ST. JOHN‘S, Antigua: Deputy Prime Minister, Wilmoth Daniel, has resigned but remains a member of the government of Prime Minister Baldwin Spencer.

In a letter to the Prime Minister earlier this week, Daniel, who is the substantive Minister of Health and Social Transformation, said he had lost confidence in Spencer after the Prime Minister failed to come to his defense during a recent controversy involving the rental of a building for his office.

Spencer has confirmed receiving the letter from Daniel, who served as deputy prime minister for the last five years and retained the position after recent elections.

“I did receive the letter to the effect that he has decided not to continue as my deputy. I can’t say much more about that right now but I hope he will remain true to the cause and that we will find a way of resolving whatever difficulties there might be in the interest of the people of Antigua and Barbuda and the government. Of course, these are challenging times for all of us in the Caribbean and, indeed, the world and we have to grapple with these challenges,” he said.

In the interim, Spencer is hoping that Opposition Leader, Lester Bird, will place the needs of the country over partisanship.

“I would hope that he would be a statesman and think in terms of doing whatever he can as an individual who has served in a government for a considerable period of time, recognizing that he has a responsibility over and above party politics,” Spencer said.

Daniel’s resignation comes amidst reports of a strained relationship with Spencer.

However, the Deputy Prime Minister dismissed the notion that his transfer from the Ministry of Public Works to Health and Social Transformation was a demotion.

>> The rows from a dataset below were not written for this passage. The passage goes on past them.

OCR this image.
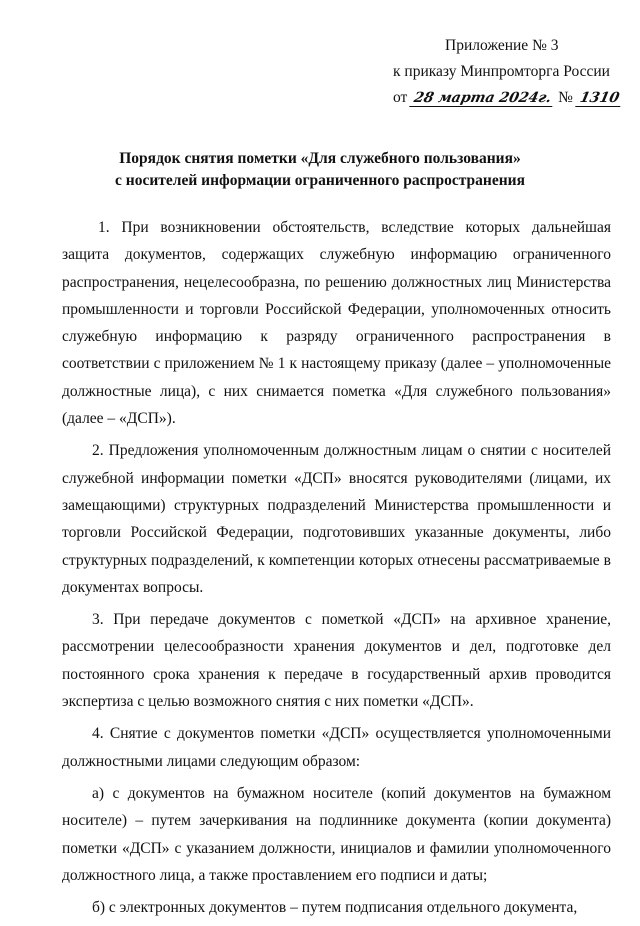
Приложение № 3
к приказу Минпромторга России
от 28 марта 2024г. № 1310
Порядок снятия пометки «Для служебного пользования»
с носителей информации ограниченного распространения

1. При возникновении обстоятельств, вследствие которых дальнейшая защита документов, содержащих служебную информацию ограниченного распространения, нецелесообразна, по решению должностных лиц Министерства промышленности и торговли Российской Федерации, уполномоченных относить служебную информацию к разряду ограниченного распространения в соответствии с приложением № 1 к настоящему приказу (далее – уполномоченные должностные лица), с них снимается пометка «Для служебного пользования» (далее – «ДСП»).

2. Предложения уполномоченным должностным лицам о снятии с носителей служебной информации пометки «ДСП» вносятся руководителями (лицами, их замещающими) структурных подразделений Министерства промышленности и торговли Российской Федерации, подготовивших указанные документы, либо структурных подразделений, к компетенции которых отнесены рассматриваемые в документах вопросы.

3. При передаче документов с пометкой «ДСП» на архивное хранение, рассмотрении целесообразности хранения документов и дел, подготовке дел постоянного срока хранения к передаче в государственный архив проводится экспертиза с целью возможного снятия с них пометки «ДСП».

4. Снятие с документов пометки «ДСП» осуществляется уполномоченными должностными лицами следующим образом:

а) с документов на бумажном носителе (копий документов на бумажном носителе) – путем зачеркивания на подлиннике документа (копии документа) пометки «ДСП» с указанием должности, инициалов и фамилии уполномоченного должностного лица, а также проставлением его подписи и даты;

б) с электронных документов – путем подписания отдельного документа,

“Once I have an opportunity to serve, that is all I need,” he said. “If the Prime Minister decides that he wants to move me from the Ministry of Public Works to the Ministry of Health that is his prerogative.”

The post of Deputy Prime Minister is not prescribed in the Constitution. But the Prime Minister can use his discretion in making such an appointment.

According to political analyst, Arvil Grant, there is no need to rush to find a replacement for Daniel.

“The Prime Minister may have learned his lesson in this matter. If the deputy … has the consensus support of significant parts of the party, then it helps the process, but if it doesn’t, it creates the potential for contention and rumours of overthrow and overtake,” Grant said.